Durcissement des régimes militaires en Afrique de l’Ouest et au Sahel
Le climat politique en Afrique de l’Ouest et dans la région du Sahel s’est considérablement dégradé au cours de l’année 2025. Plusieurs gouvernements dirigés par des militaires ont accentué les mesures répressives, verrouillant l’espace public tout en consolidant leur autorité. Cette dérive autoritaire s’accompagne d’un affaiblissement des mécanismes de contrôle et d’une remise en question des processus démocratiques.

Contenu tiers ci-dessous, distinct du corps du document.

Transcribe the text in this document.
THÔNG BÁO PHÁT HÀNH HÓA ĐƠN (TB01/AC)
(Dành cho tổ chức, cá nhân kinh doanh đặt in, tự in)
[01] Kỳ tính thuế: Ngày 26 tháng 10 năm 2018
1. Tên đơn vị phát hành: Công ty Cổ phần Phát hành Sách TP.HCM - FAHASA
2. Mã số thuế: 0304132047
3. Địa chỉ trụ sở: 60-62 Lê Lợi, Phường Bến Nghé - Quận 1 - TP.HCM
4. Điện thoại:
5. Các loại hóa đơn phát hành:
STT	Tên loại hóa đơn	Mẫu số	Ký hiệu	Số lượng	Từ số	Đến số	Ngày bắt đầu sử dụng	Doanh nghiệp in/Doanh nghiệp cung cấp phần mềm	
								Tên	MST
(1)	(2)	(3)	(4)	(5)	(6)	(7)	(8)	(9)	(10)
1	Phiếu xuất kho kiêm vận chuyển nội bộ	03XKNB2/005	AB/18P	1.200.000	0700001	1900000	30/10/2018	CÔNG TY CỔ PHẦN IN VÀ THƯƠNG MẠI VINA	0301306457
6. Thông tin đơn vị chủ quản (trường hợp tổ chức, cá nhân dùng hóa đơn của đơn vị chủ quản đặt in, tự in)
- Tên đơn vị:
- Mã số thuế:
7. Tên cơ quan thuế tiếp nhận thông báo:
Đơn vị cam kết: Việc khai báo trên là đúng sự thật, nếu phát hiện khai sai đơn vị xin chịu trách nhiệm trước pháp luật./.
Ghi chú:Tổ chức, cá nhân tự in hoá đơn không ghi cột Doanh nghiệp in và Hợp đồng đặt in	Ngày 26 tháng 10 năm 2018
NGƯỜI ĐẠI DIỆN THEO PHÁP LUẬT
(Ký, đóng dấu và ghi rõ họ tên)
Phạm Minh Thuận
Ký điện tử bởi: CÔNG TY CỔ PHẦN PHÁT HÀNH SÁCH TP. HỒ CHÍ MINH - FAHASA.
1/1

Une restriction systématique des libertés civiles
La liberté d’expression est devenue une cible privilégiée des autorités. Au Burkina Faso et au Mali, des journalistes, des militants et des opposants politiques subissent des arrestations arbitraires, des disparitions forcées ou des conscriptions forcées illégales. Au Nigeria, la répression s’appuie sur une interprétation extensive de la législation contre la cybercriminalité pour poursuivre les voix critiques sur les réseaux sociaux.
Sur le plan institutionnel, les signes de recul sont manifestes :
- Les autorités du Niger et du Mali ont préconisé de prolonger de cinq ans les périodes de transition vers un pouvoir civil, tout en interdisant les activités des partis politiques.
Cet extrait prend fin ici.